大きな口を開けて頬張る姿は見ていて気持ちいい。
私は少し恥ずかしくてちょこちょこ食べていた。
「そういえば秋山くんって西小だよね? 小瀧とかと一緒?」
「あ、うん。そうだよ。そっか、小瀧ってバスケ部か」
なっちゃんは女子バスケ部だ。
「そうそうー! 仲良いの?」
「あー会えば話くらいはするけどな。夏村さん、仲良いの?」
「えー。まあふつう?かな? てか夏村でいいよ。夏村さんてなんかむず痒いわ」
「俺も秋山でいいよ」
「では遠慮なく。実咲ちゃんと秋山は仲良いの? 意外な組み合わせなんだけど」
突然話が私たちに飛んできて、空気になってハンバーガーとポテトを無心に食べていた私は固まった。
秋山は私をチラリとみたあと、にっこり笑った。
「最近友達になった。席が隣になったんだよな」
「う、うん」
「そうなんだー! 実咲ちゃんが男の子と仲良くしてるの初めて見たよー。
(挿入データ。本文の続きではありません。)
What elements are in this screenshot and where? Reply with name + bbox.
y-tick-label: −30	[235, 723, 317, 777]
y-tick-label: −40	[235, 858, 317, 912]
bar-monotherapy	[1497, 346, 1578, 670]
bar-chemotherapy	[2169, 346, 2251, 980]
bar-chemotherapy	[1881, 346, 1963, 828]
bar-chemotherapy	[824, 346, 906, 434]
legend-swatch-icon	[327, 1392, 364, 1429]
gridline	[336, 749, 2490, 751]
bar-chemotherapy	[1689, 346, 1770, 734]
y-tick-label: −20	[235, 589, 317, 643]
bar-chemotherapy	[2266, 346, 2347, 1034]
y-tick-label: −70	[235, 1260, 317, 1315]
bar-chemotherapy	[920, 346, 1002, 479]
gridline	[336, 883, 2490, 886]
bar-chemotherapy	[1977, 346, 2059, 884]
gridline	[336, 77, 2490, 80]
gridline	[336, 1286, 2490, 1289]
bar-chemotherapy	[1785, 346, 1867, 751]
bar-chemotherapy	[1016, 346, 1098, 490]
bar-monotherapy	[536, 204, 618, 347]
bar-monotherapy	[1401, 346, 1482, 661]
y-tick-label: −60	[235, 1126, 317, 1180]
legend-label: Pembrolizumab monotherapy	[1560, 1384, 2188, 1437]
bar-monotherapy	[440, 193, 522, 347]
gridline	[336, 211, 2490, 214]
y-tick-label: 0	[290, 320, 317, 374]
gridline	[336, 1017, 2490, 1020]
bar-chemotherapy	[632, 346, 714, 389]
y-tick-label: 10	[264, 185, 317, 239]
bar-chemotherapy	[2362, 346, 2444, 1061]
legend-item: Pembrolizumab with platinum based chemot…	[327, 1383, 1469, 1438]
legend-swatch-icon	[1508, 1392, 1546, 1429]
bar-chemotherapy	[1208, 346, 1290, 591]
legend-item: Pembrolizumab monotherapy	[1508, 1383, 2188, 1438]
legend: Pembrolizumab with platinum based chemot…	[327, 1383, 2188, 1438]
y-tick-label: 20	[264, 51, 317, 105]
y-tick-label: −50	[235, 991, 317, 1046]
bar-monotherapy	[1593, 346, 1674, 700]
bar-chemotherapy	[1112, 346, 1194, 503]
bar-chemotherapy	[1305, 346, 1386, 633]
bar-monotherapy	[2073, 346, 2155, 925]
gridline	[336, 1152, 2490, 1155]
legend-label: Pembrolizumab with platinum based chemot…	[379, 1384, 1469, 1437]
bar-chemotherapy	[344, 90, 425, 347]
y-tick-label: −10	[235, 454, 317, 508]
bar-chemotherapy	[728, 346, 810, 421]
だから秋山に連絡先教えていい? て聞かれた時はびっくりしちゃった」
「俺が教えてほしいっていったから」
「そういえばなんで私の連絡先なんて知りたかったの?」
さらっと聞かれた言葉に私はドキッとした。
秋山は、なんていうんだろう。
「ああ、これ、返したくて」
秋山が机に出したのは、青色のシャープペンシルだった。
「あ、これ……」
なっちゃんがそれを手に取って、秋山とシャープペンシルを見比べる。
「え、あれ秋山だったの?」
「うん」
二人の間でなにかわかりあったものがあったみたいだったけれど、状況が掴めない私は目を瞬かせた。
そんな私に気づいたなっちゃんが照れくさそうに笑う。
「これね、一年の時にあった英検で隣に座った男の子に貸してあげたんだー。筆記用具忘れたとかいうからさー」
「え? 英検で筆記用具忘れるとかある?」
思わず秋山をみると、秋山は気まずそうに目をそらす。
「筆箱忘れたんだって。だからシャーペン一本貸したの。消しゴムは無かったから後ろのやつ使ってっていって」
「へえー」
まさか試験で筆箱忘れるタイプだと思わなくて、にやにやしながら秋山を見る。
「いつもと違うカバンでいったから、入ってなかったんだよ」
秋山はぼそぼそ言い訳がましくいってたけど、なっちゃんと私は顔を見合せてクスクス笑った。
そんな私たちに向かって秋山はコホンと咳をして、なっちゃんに頭を下げる。